Had this storm made landfall yet back home?

Where was she?

Would she be waiting for him?

Brendan braced his body against the side of the wheelhouse as the Della Ray carried over a three-story swell and slapped back down into a black pit of churning seawater. Goddamn, this storm. It wasn’t any fiercer than the ones they’d worked through in the past, but this time . . . the boat didn’t seem quite as substantial under his feet. Was the wheel vibrating with too much force in his hands?

His life felt too easily snatched away.

These were worries he hadn’t acknowledged since being a greenhorn, and it was because he’d never wanted to get home so badly. Not once in his fucking life.

A crew crabbing not too far from them had lost a member yesterday when his foot had gotten tangled in a rope, dragging him straight down to the bottom of the drink. Another boat had gone missing entirely, seven men on board. A bad season. More loss than usual. So easily, it could have been one of his crew. Could have been him.

Whitewater, high and downward-sloping, broke out of the corner of Brendan’s eye, and he grabbed the radio, shouting down to the deck to brace for impact. Rogue wave. And for once, Brendan resented the wild rush he got from the danger. From taking on nature and winning. At that moment, it was just the thing keeping him from Piper.
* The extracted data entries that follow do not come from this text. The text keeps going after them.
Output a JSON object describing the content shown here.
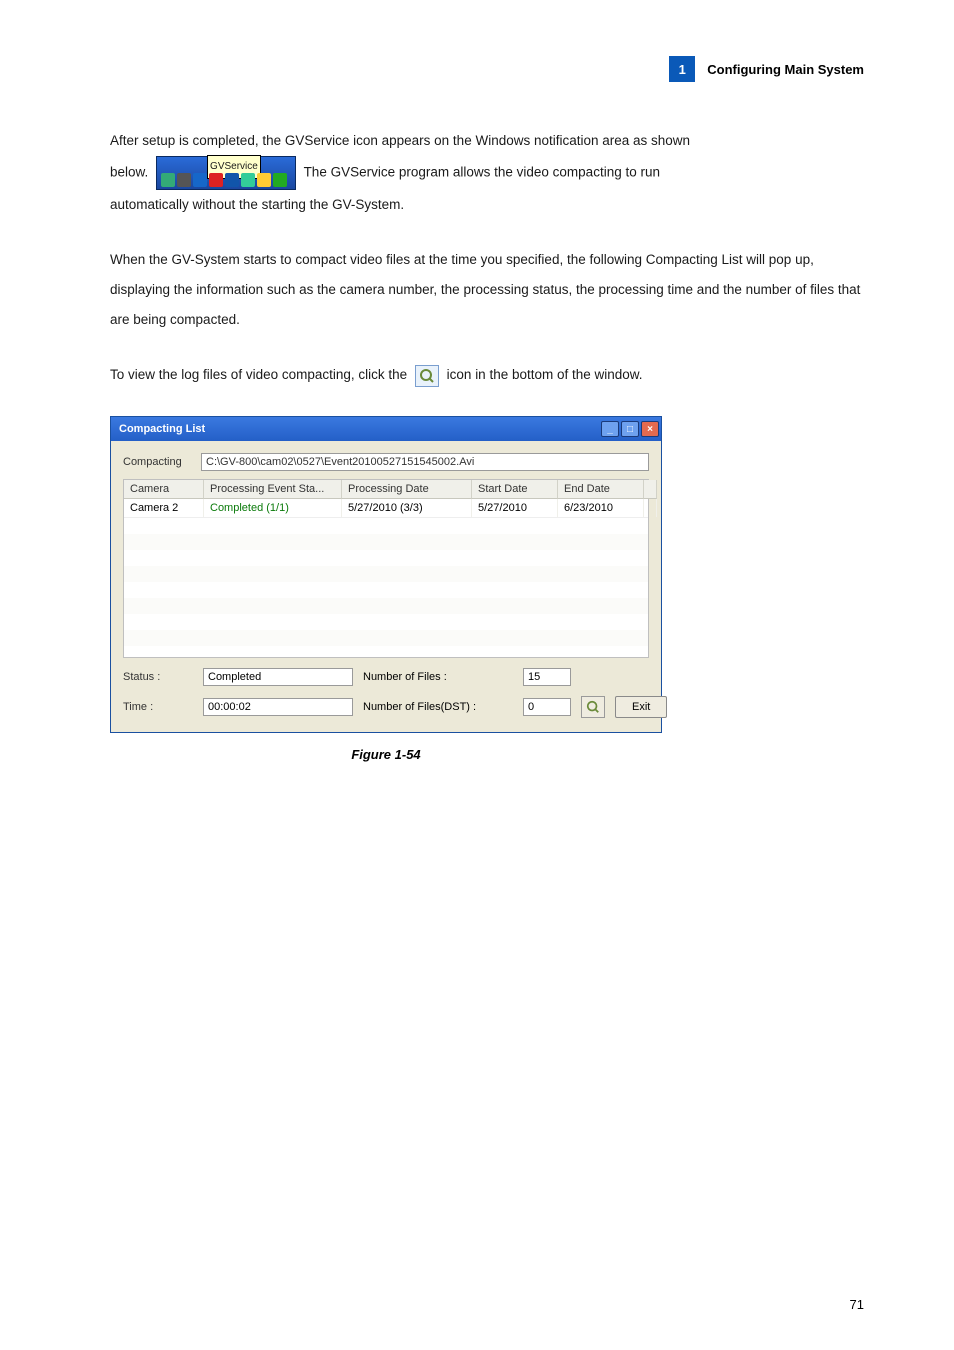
{
  "header": {
    "badge": "1",
    "title": "Configuring Main System"
  },
  "paragraphs": {
    "p1_a": "After setup is completed, the GVService icon appears on the Windows notification area as shown",
    "p1_b": "below.",
    "p1_c": " The GVService program allows the video compacting to run",
    "p1_d": "automatically without the starting the GV-System.",
    "p2": "When the GV-System starts to compact video files at the time you specified, the following Compacting List will pop up, displaying the information such as the camera number, the processing status, the processing time and the number of files that are being compacted.",
    "p3_a": "To view the log files of video compacting, click the ",
    "p3_b": " icon in the bottom of the window."
  },
  "tray_tooltip": "GVService",
  "dialog": {
    "title": "Compacting List",
    "compacting_label": "Compacting",
    "compacting_value": "C:\\GV-800\\cam02\\0527\\Event20100527151545002.Avi",
    "columns": {
      "camera": "Camera",
      "status": "Processing Event Sta...",
      "date": "Processing Date",
      "start": "Start Date",
      "end": "End Date"
    },
    "row": {
      "camera": "Camera 2",
      "status": "Completed (1/1)",
      "date": "5/27/2010 (3/3)",
      "start": "5/27/2010",
      "end": "6/23/2010"
    },
    "status_label": "Status :",
    "status_value": "Completed",
    "nof_label": "Number of Files :",
    "nof_value": "15",
    "time_label": "Time :",
    "time_value": "00:00:02",
    "nof_dst_label": "Number of Files(DST) :",
    "nof_dst_value": "0",
    "exit": "Exit"
  },
  "figure_caption": "Figure 1-54",
  "page_number": "71",
  "icons": {
    "log": "log-file-icon",
    "minimize": "minimize-icon",
    "maximize": "maximize-icon",
    "close": "close-icon"
  },
  "chart_data": {
    "type": "table",
    "title": "Compacting List",
    "columns": [
      "Camera",
      "Processing Event Status",
      "Processing Date",
      "Start Date",
      "End Date"
    ],
    "rows": [
      [
        "Camera 2",
        "Completed (1/1)",
        "5/27/2010 (3/3)",
        "5/27/2010",
        "6/23/2010"
      ]
    ],
    "summary": {
      "Status": "Completed",
      "Number of Files": 15,
      "Time": "00:00:02",
      "Number of Files (DST)": 0
    }
  }
}
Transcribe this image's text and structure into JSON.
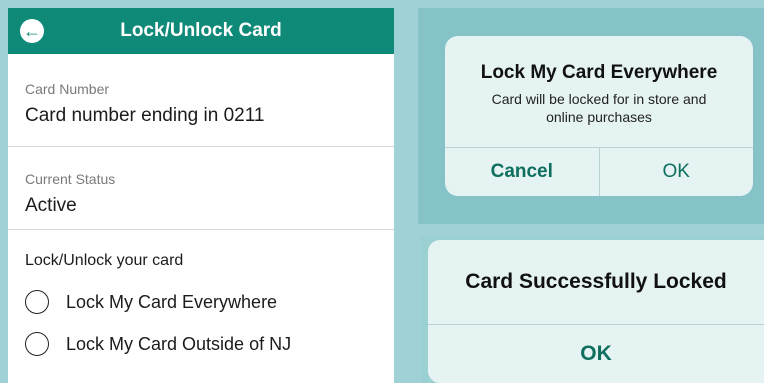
{
  "lock_screen": {
    "title": "Lock/Unlock Card",
    "card_number_label": "Card Number",
    "card_number_value": "Card number ending in 0211",
    "status_label": "Current Status",
    "status_value": "Active",
    "lock_section_title": "Lock/Unlock your card",
    "options": [
      "Lock My Card Everywhere",
      "Lock My Card Outside of NJ"
    ],
    "back_icon": "arrow-left-icon"
  },
  "confirm_dialog": {
    "title": "Lock My Card Everywhere",
    "message": "Card will be locked for in store and online purchases",
    "cancel_label": "Cancel",
    "ok_label": "OK"
  },
  "success_dialog": {
    "title": "Card Successfully Locked",
    "ok_label": "OK"
  },
  "colors": {
    "header": "#0f8a78",
    "background": "#9fd1d6",
    "dialog": "#e5f3f3",
    "action_text": "#0f6f5f"
  }
}
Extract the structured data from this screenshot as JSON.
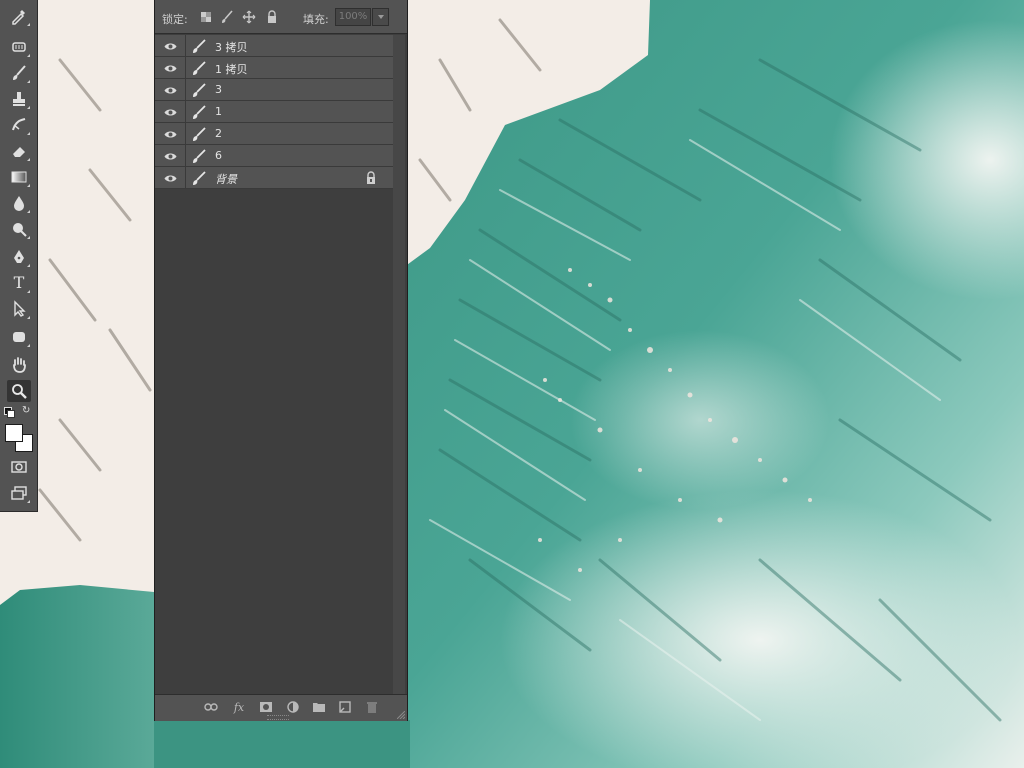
{
  "colors": {
    "panel_bg": "#3e3e3e",
    "bar_bg": "#535353",
    "toolbar_bg": "#535353",
    "foreground_color": "#ffffff",
    "background_color": "#ffffff",
    "canvas_teal": "#3f9a8a",
    "canvas_cream": "#f3ede7"
  },
  "toolbar": {
    "tools": [
      {
        "name": "eyedropper-icon"
      },
      {
        "name": "healing-brush-icon"
      },
      {
        "name": "brush-icon"
      },
      {
        "name": "clone-stamp-icon"
      },
      {
        "name": "history-brush-icon"
      },
      {
        "name": "eraser-icon"
      },
      {
        "name": "gradient-icon"
      },
      {
        "name": "blur-icon"
      },
      {
        "name": "dodge-icon"
      },
      {
        "name": "pen-icon"
      },
      {
        "name": "type-icon",
        "glyph": "T"
      },
      {
        "name": "path-selection-icon"
      },
      {
        "name": "shape-icon"
      },
      {
        "name": "hand-icon"
      },
      {
        "name": "zoom-icon",
        "active": true
      },
      {
        "name": "quick-mask-icon"
      },
      {
        "name": "screen-mode-icon"
      }
    ]
  },
  "layers_panel": {
    "lock_label": "锁定:",
    "fill_label": "填充:",
    "fill_value": "100%",
    "lock_icons": [
      "lock-transparent-icon",
      "lock-image-icon",
      "lock-position-icon",
      "lock-all-icon"
    ],
    "layers": [
      {
        "name": "3 拷贝",
        "visible": true,
        "locked": false
      },
      {
        "name": "1 拷贝",
        "visible": true,
        "locked": false
      },
      {
        "name": "3",
        "visible": true,
        "locked": false
      },
      {
        "name": "1",
        "visible": true,
        "locked": false
      },
      {
        "name": "2",
        "visible": true,
        "locked": false
      },
      {
        "name": "6",
        "visible": true,
        "locked": false
      },
      {
        "name": "背景",
        "visible": true,
        "locked": true
      }
    ],
    "bottom_icons": [
      "link-icon",
      "fx-icon",
      "mask-icon",
      "adjustment-icon",
      "folder-icon",
      "new-layer-icon",
      "trash-icon"
    ]
  }
}
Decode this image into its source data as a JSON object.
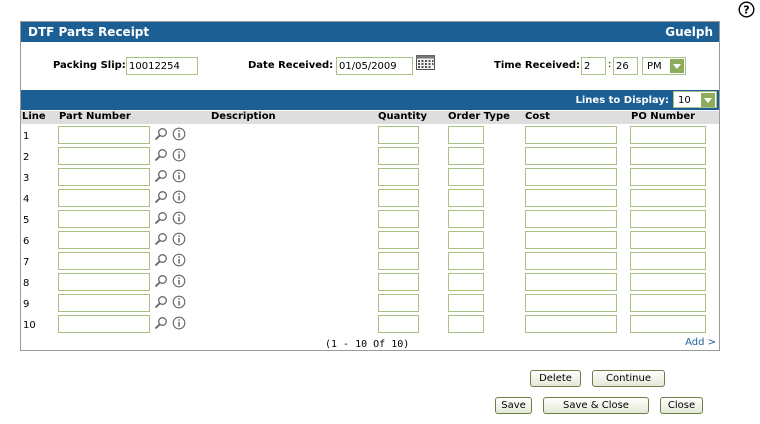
{
  "header": {
    "title": "DTF Parts Receipt",
    "location": "Guelph"
  },
  "form": {
    "packing_slip_label": "Packing Slip:",
    "packing_slip_value": "10012254",
    "date_received_label": "Date Received:",
    "date_received_value": "01/05/2009",
    "time_received_label": "Time Received:",
    "time_hour": "2",
    "time_minute": "26",
    "time_ampm": "PM"
  },
  "lines_bar": {
    "label": "Lines to Display:",
    "value": "10"
  },
  "columns": {
    "line": "Line",
    "part_number": "Part Number",
    "description": "Description",
    "quantity": "Quantity",
    "order_type": "Order Type",
    "cost": "Cost",
    "po_number": "PO Number"
  },
  "rows": [
    "1",
    "2",
    "3",
    "4",
    "5",
    "6",
    "7",
    "8",
    "9",
    "10"
  ],
  "pager": "(1 - 10 Of 10)",
  "add_link": "Add >",
  "buttons": {
    "delete": "Delete",
    "continue": "Continue",
    "save": "Save",
    "save_close": "Save & Close",
    "close": "Close"
  },
  "icons": {
    "help": "help-icon",
    "calendar": "calendar-icon",
    "search": "magnifier-icon",
    "info": "info-icon",
    "dropdown": "chevron-down-icon"
  },
  "colors": {
    "title_bar": "#1b5f95",
    "field_border": "#a8c184",
    "link": "#1f5f99"
  }
}
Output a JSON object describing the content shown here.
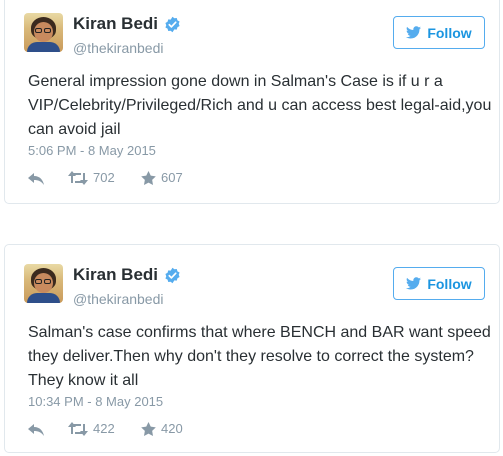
{
  "tweets": [
    {
      "name": "Kiran Bedi",
      "handle": "@thekiranbedi",
      "follow_label": "Follow",
      "text": "General impression gone down in Salman's Case is if u r a VIP/Celebrity/Privileged/Rich and u can access best legal-aid,you can avoid jail",
      "timestamp": "5:06 PM - 8 May 2015",
      "retweets": "702",
      "favorites": "607"
    },
    {
      "name": "Kiran Bedi",
      "handle": "@thekiranbedi",
      "follow_label": "Follow",
      "text": "Salman's case confirms that where  BENCH and BAR want speed they  deliver.Then why don't they resolve to correct the system?They know it all",
      "timestamp": "10:34 PM - 8 May 2015",
      "retweets": "422",
      "favorites": "420"
    }
  ],
  "colors": {
    "brand_blue": "#55acee",
    "follow_text": "#1b95e0",
    "muted": "#8899a6",
    "text": "#292f33",
    "border": "#e1e8ed"
  },
  "icons": [
    "verified-badge-icon",
    "twitter-bird-icon",
    "reply-icon",
    "retweet-icon",
    "favorite-star-icon"
  ]
}
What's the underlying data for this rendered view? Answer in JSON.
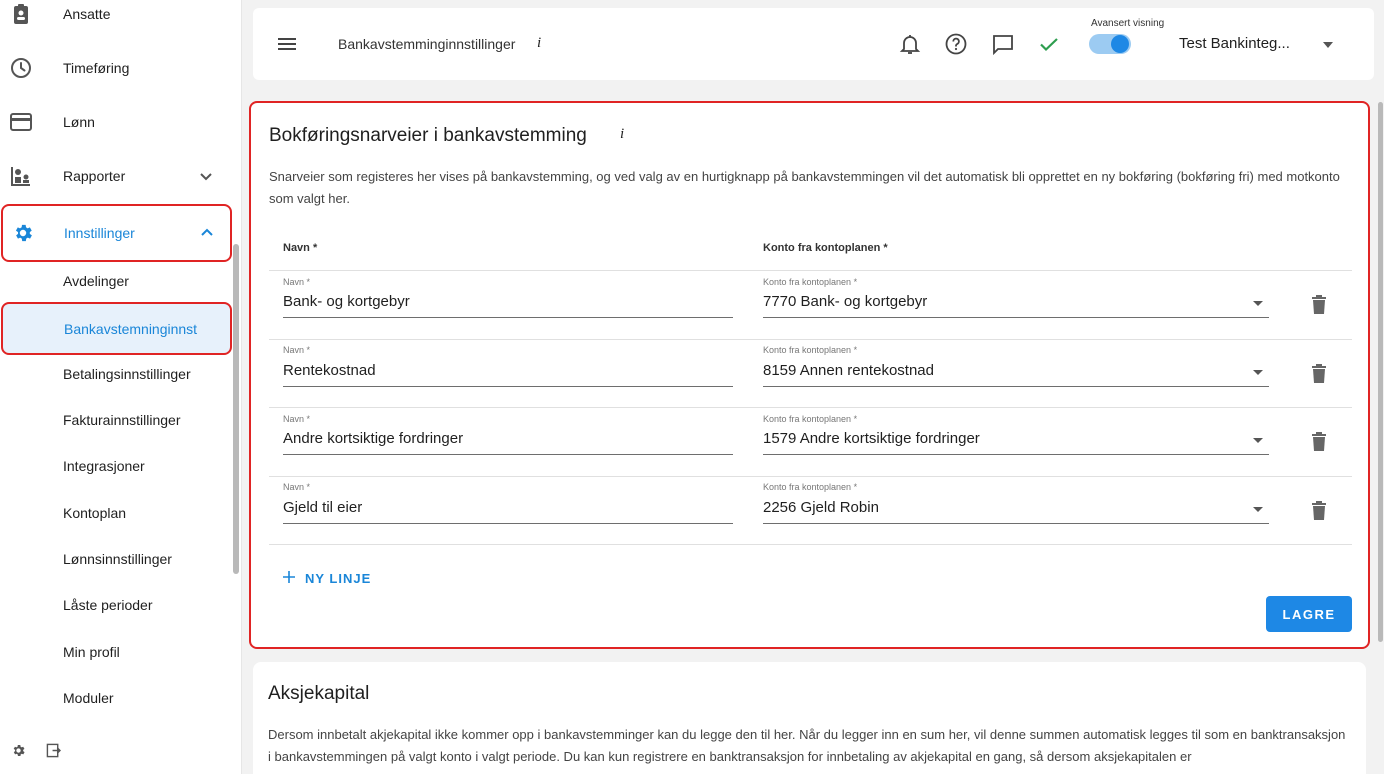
{
  "sidebar": {
    "items": [
      {
        "label": "Ansatte"
      },
      {
        "label": "Timeføring"
      },
      {
        "label": "Lønn"
      },
      {
        "label": "Rapporter"
      },
      {
        "label": "Innstillinger"
      }
    ],
    "subitems": [
      {
        "label": "Avdelinger"
      },
      {
        "label": "Bankavstemninginnst"
      },
      {
        "label": "Betalingsinnstillinger"
      },
      {
        "label": "Fakturainnstillinger"
      },
      {
        "label": "Integrasjoner"
      },
      {
        "label": "Kontoplan"
      },
      {
        "label": "Lønnsinnstillinger"
      },
      {
        "label": "Låste perioder"
      },
      {
        "label": "Min profil"
      },
      {
        "label": "Moduler"
      }
    ]
  },
  "header": {
    "title": "Bankavstemminginnstillinger",
    "info": "i",
    "advanced_label": "Avansert visning",
    "advanced_on": true,
    "company": "Test Bankinteg..."
  },
  "card": {
    "title": "Bokføringsnarveier i bankavstemming",
    "info": "i",
    "description": "Snarveier som registeres her vises på bankavstemming, og ved valg av en hurtigknapp på bankavstemmingen vil det automatisk bli opprettet en ny bokføring (bokføring fri) med motkonto som valgt her.",
    "col_name": "Navn *",
    "col_account": "Konto fra kontoplanen *",
    "field_name_label": "Navn *",
    "field_account_label": "Konto fra kontoplanen *",
    "rows": [
      {
        "name": "Bank- og kortgebyr",
        "account": "7770 Bank- og kortgebyr"
      },
      {
        "name": "Rentekostnad",
        "account": "8159 Annen rentekostnad"
      },
      {
        "name": "Andre kortsiktige fordringer",
        "account": "1579 Andre kortsiktige fordringer"
      },
      {
        "name": "Gjeld til eier",
        "account": "2256 Gjeld Robin"
      }
    ],
    "add_line": "NY LINJE",
    "save": "LAGRE"
  },
  "card2": {
    "title": "Aksjekapital",
    "description": "Dersom innbetalt akjekapital ikke kommer opp i bankavstemminger kan du legge den til her. Når du legger inn en sum her, vil denne summen automatisk legges til som en banktransaksjon i bankavstemmingen på valgt konto i valgt periode. Du kan kun registrere en banktransaksjon for innbetaling av akjekapital en gang, så dersom aksjekapitalen er"
  },
  "colors": {
    "accent": "#1e88e5",
    "highlight": "#e02424",
    "check": "#2e9e4f"
  }
}
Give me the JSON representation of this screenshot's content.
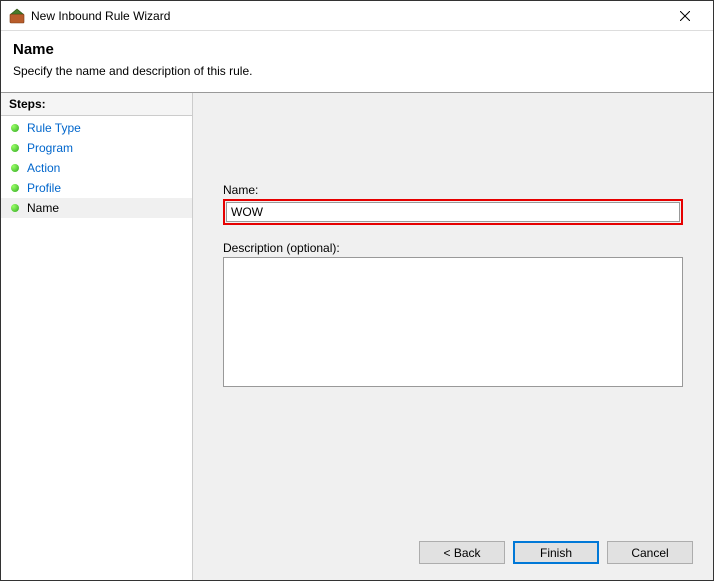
{
  "window": {
    "title": "New Inbound Rule Wizard"
  },
  "header": {
    "title": "Name",
    "subtitle": "Specify the name and description of this rule."
  },
  "sidebar": {
    "title": "Steps:",
    "items": [
      {
        "label": "Rule Type"
      },
      {
        "label": "Program"
      },
      {
        "label": "Action"
      },
      {
        "label": "Profile"
      },
      {
        "label": "Name"
      }
    ]
  },
  "form": {
    "name_label": "Name:",
    "name_value": "WOW",
    "desc_label": "Description (optional):",
    "desc_value": ""
  },
  "buttons": {
    "back": "< Back",
    "finish": "Finish",
    "cancel": "Cancel"
  }
}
The wave hit, and the boat groaned, tilting sideways. For long moments, the violent wave rained down on the wheelhouse and obscured his view of the deck. And with his world on its side, all he could hear was Piper’s voice telling him to be careful.

The coast guard shouted through the radio, interspersed with static, and he prayed.

He prayed like he never had before.

Just let me go home and see her.

But the Bering Sea chose that moment to remind him exactly who was in control.